# Stream Developing?



## thejdubb02 (Feb 23, 2014)

As you mentioned we should hopefully be seeing some multi OS support in the coming months, and we are all super excited about it.  I was thinking, would you ever consider streaming your developing sessions?  Or a few of them?

I know I have backed a lot of games and apps, and some of the devs have chosen to stream the coding of them on Youtube and Twitch.  I know this might sound boring for many people, but while I work at home, I am often streaming something at all times.  It can give the userbase a sense of involvement.  They can also communicate with the devs while they work, AND there have been some instances where there have been other devs watching the stream who were able to help out in certain situations.

Sometimes we even got to see a test run of a new set of code implementation, which acted as a little teaser, which I am sure we would all enjoy. :D

This also seems like a very... Good development software to stream, since it is about streaming. >.<

This is just a recommendation... You would most definitely see me there if you do. ;)


----------



## Jim (Feb 23, 2014)

Perhaps, watching someone stream development is pretty boring though.


----------



## thejdubb02 (Feb 23, 2014)

Jim said:
			
		

> Perhaps, watching someone stream development is pretty boring though.



It can be, but with some good music in the background, its actually kinda interesting.  As I said, it's just a suggestion, but I would be there if you did! :D


----------



## Jim (Feb 23, 2014)

I'll give it some thought.


----------



## Fas (Feb 23, 2014)

This would interest me aswell, I always wanted to see the man behind OBS doing work :)


----------



## ThoNohT (Feb 24, 2014)

I've done some streaming where I was working on the cropping feature.

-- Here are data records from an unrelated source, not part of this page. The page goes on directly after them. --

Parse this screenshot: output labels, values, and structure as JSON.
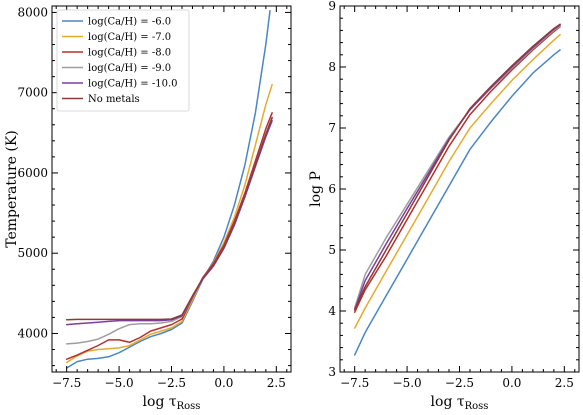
{
  "chart_data": [
    {
      "type": "line",
      "xlabel": "log τ",
      "xlabel_sub": "Ross",
      "ylabel": "Temperature (K)",
      "xlim": [
        -8.2,
        3.2
      ],
      "ylim": [
        3520,
        8080
      ],
      "xticks": [
        -7.5,
        -5.0,
        -2.5,
        0.0,
        2.5
      ],
      "xtick_labels": [
        "−7.5",
        "−5.0",
        "−2.5",
        "0.0",
        "2.5"
      ],
      "yticks": [
        4000,
        5000,
        6000,
        7000,
        8000
      ],
      "ytick_labels": [
        "4000",
        "5000",
        "6000",
        "7000",
        "8000"
      ],
      "legend": "top-left",
      "series": [
        {
          "name": "log(Ca/H) = -6.0",
          "color": "#4a86c5",
          "x": [
            -7.5,
            -7.0,
            -6.5,
            -6.0,
            -5.5,
            -5.0,
            -4.5,
            -4.0,
            -3.5,
            -3.0,
            -2.5,
            -2.0,
            -1.5,
            -1.0,
            -0.5,
            0.0,
            0.5,
            1.0,
            1.5,
            2.0,
            2.2
          ],
          "y": [
            3570,
            3650,
            3680,
            3690,
            3710,
            3760,
            3830,
            3900,
            3960,
            4000,
            4050,
            4130,
            4400,
            4680,
            4900,
            5200,
            5600,
            6100,
            6750,
            7600,
            8020
          ]
        },
        {
          "name": "log(Ca/H) = -7.0",
          "color": "#e8a92f",
          "x": [
            -7.5,
            -7.0,
            -6.5,
            -6.0,
            -5.5,
            -5.0,
            -4.5,
            -4.0,
            -3.5,
            -3.0,
            -2.5,
            -2.0,
            -1.5,
            -1.0,
            -0.5,
            0.0,
            0.5,
            1.0,
            1.5,
            2.0,
            2.3
          ],
          "y": [
            3640,
            3720,
            3780,
            3800,
            3810,
            3820,
            3850,
            3920,
            3990,
            4030,
            4070,
            4150,
            4420,
            4690,
            4880,
            5130,
            5450,
            5850,
            6350,
            6850,
            7100
          ]
        },
        {
          "name": "log(Ca/H) = -8.0",
          "color": "#b4302c",
          "x": [
            -7.5,
            -7.0,
            -6.5,
            -6.0,
            -5.5,
            -5.0,
            -4.5,
            -4.0,
            -3.5,
            -3.0,
            -2.5,
            -2.0,
            -1.5,
            -1.0,
            -0.5,
            0.0,
            0.5,
            1.0,
            1.5,
            2.0,
            2.3
          ],
          "y": [
            3680,
            3730,
            3790,
            3850,
            3920,
            3920,
            3890,
            3950,
            4030,
            4070,
            4110,
            4180,
            4450,
            4700,
            4870,
            5100,
            5400,
            5750,
            6150,
            6550,
            6750
          ]
        },
        {
          "name": "log(Ca/H) = -9.0",
          "color": "#9e9e9e",
          "x": [
            -7.5,
            -7.0,
            -6.5,
            -6.0,
            -5.5,
            -5.0,
            -4.5,
            -4.0,
            -3.5,
            -3.0,
            -2.5,
            -2.0,
            -1.5,
            -1.0,
            -0.5,
            0.0,
            0.5,
            1.0,
            1.5,
            2.0,
            2.3
          ],
          "y": [
            3870,
            3880,
            3900,
            3930,
            3990,
            4060,
            4110,
            4120,
            4120,
            4130,
            4150,
            4210,
            4460,
            4690,
            4850,
            5070,
            5370,
            5720,
            6100,
            6480,
            6680
          ]
        },
        {
          "name": "log(Ca/H) = -10.0",
          "color": "#7b3fa0",
          "x": [
            -7.5,
            -7.0,
            -6.5,
            -6.0,
            -5.5,
            -5.0,
            -4.5,
            -4.0,
            -3.5,
            -3.0,
            -2.5,
            -2.0,
            -1.5,
            -1.0,
            -0.5,
            0.0,
            0.5,
            1.0,
            1.5,
            2.0,
            2.3
          ],
          "y": [
            4110,
            4120,
            4130,
            4140,
            4150,
            4160,
            4160,
            4160,
            4160,
            4160,
            4170,
            4220,
            4460,
            4680,
            4840,
            5060,
            5350,
            5700,
            6080,
            6450,
            6650
          ]
        },
        {
          "name": "No metals",
          "color": "#8c3a3a",
          "x": [
            -7.5,
            -7.0,
            -6.5,
            -6.0,
            -5.5,
            -5.0,
            -4.5,
            -4.0,
            -3.5,
            -3.0,
            -2.5,
            -2.0,
            -1.5,
            -1.0,
            -0.5,
            0.0,
            0.5,
            1.0,
            1.5,
            2.0,
            2.3
          ],
          "y": [
            4170,
            4175,
            4175,
            4175,
            4175,
            4175,
            4175,
            4175,
            4175,
            4175,
            4180,
            4230,
            4470,
            4690,
            4850,
            5070,
            5370,
            5720,
            6100,
            6480,
            6690
          ]
        }
      ]
    },
    {
      "type": "line",
      "xlabel": "log τ",
      "xlabel_sub": "Ross",
      "ylabel": "log P",
      "xlim": [
        -8.2,
        3.2
      ],
      "ylim": [
        3.0,
        9.0
      ],
      "xticks": [
        -7.5,
        -5.0,
        -2.5,
        0.0,
        2.5
      ],
      "xtick_labels": [
        "−7.5",
        "−5.0",
        "−2.5",
        "0.0",
        "2.5"
      ],
      "yticks": [
        3,
        4,
        5,
        6,
        7,
        8,
        9
      ],
      "ytick_labels": [
        "3",
        "4",
        "5",
        "6",
        "7",
        "8",
        "9"
      ],
      "series": [
        {
          "name": "log(Ca/H) = -6.0",
          "color": "#4a86c5",
          "x": [
            -7.5,
            -7.0,
            -6.0,
            -5.0,
            -4.0,
            -3.0,
            -2.0,
            -1.0,
            0.0,
            1.0,
            2.0,
            2.3
          ],
          "y": [
            3.28,
            3.65,
            4.25,
            4.85,
            5.45,
            6.05,
            6.65,
            7.1,
            7.52,
            7.9,
            8.2,
            8.28
          ]
        },
        {
          "name": "log(Ca/H) = -7.0",
          "color": "#e8a92f",
          "x": [
            -7.5,
            -7.0,
            -6.0,
            -5.0,
            -4.0,
            -3.0,
            -2.0,
            -1.0,
            0.0,
            1.0,
            2.0,
            2.3
          ],
          "y": [
            3.72,
            4.05,
            4.65,
            5.25,
            5.85,
            6.45,
            7.0,
            7.4,
            7.78,
            8.12,
            8.44,
            8.53
          ]
        },
        {
          "name": "log(Ca/H) = -8.0",
          "color": "#b4302c",
          "x": [
            -7.5,
            -7.0,
            -6.0,
            -5.0,
            -4.0,
            -3.0,
            -2.0,
            -1.0,
            0.0,
            1.0,
            2.0,
            2.3
          ],
          "y": [
            3.98,
            4.35,
            4.9,
            5.5,
            6.1,
            6.7,
            7.22,
            7.6,
            7.95,
            8.28,
            8.58,
            8.66
          ]
        },
        {
          "name": "log(Ca/H) = -9.0",
          "color": "#9e9e9e",
          "x": [
            -7.5,
            -7.0,
            -6.0,
            -5.0,
            -4.0,
            -3.0,
            -2.0,
            -1.0,
            0.0,
            1.0,
            2.0,
            2.3
          ],
          "y": [
            4.05,
            4.6,
            5.2,
            5.75,
            6.3,
            6.85,
            7.3,
            7.65,
            7.98,
            8.3,
            8.6,
            8.67
          ]
        },
        {
          "name": "log(Ca/H) = -10.0",
          "color": "#7b3fa0",
          "x": [
            -7.5,
            -7.0,
            -6.0,
            -5.0,
            -4.0,
            -3.0,
            -2.0,
            -1.0,
            0.0,
            1.0,
            2.0,
            2.3
          ],
          "y": [
            4.02,
            4.5,
            5.1,
            5.68,
            6.25,
            6.82,
            7.3,
            7.66,
            8.0,
            8.32,
            8.62,
            8.69
          ]
        },
        {
          "name": "No metals",
          "color": "#8c3a3a",
          "x": [
            -7.5,
            -7.0,
            -6.0,
            -5.0,
            -4.0,
            -3.0,
            -2.0,
            -1.0,
            0.0,
            1.0,
            2.0,
            2.3
          ],
          "y": [
            4.02,
            4.4,
            5.0,
            5.6,
            6.2,
            6.8,
            7.32,
            7.68,
            8.02,
            8.34,
            8.63,
            8.7
          ]
        }
      ]
    }
  ]
}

I also streamed most of the NohBoard development I did. It doesn't get you hundreds of viewers, but at least in chat there are usually a few people interested enough to give it a look.

If I know what's going on, I personally can also pretty much enjoy watching a coding stream. Lose the music though, if I want music, I'll play my own, commentary on the other hand would be worth listening to.


----------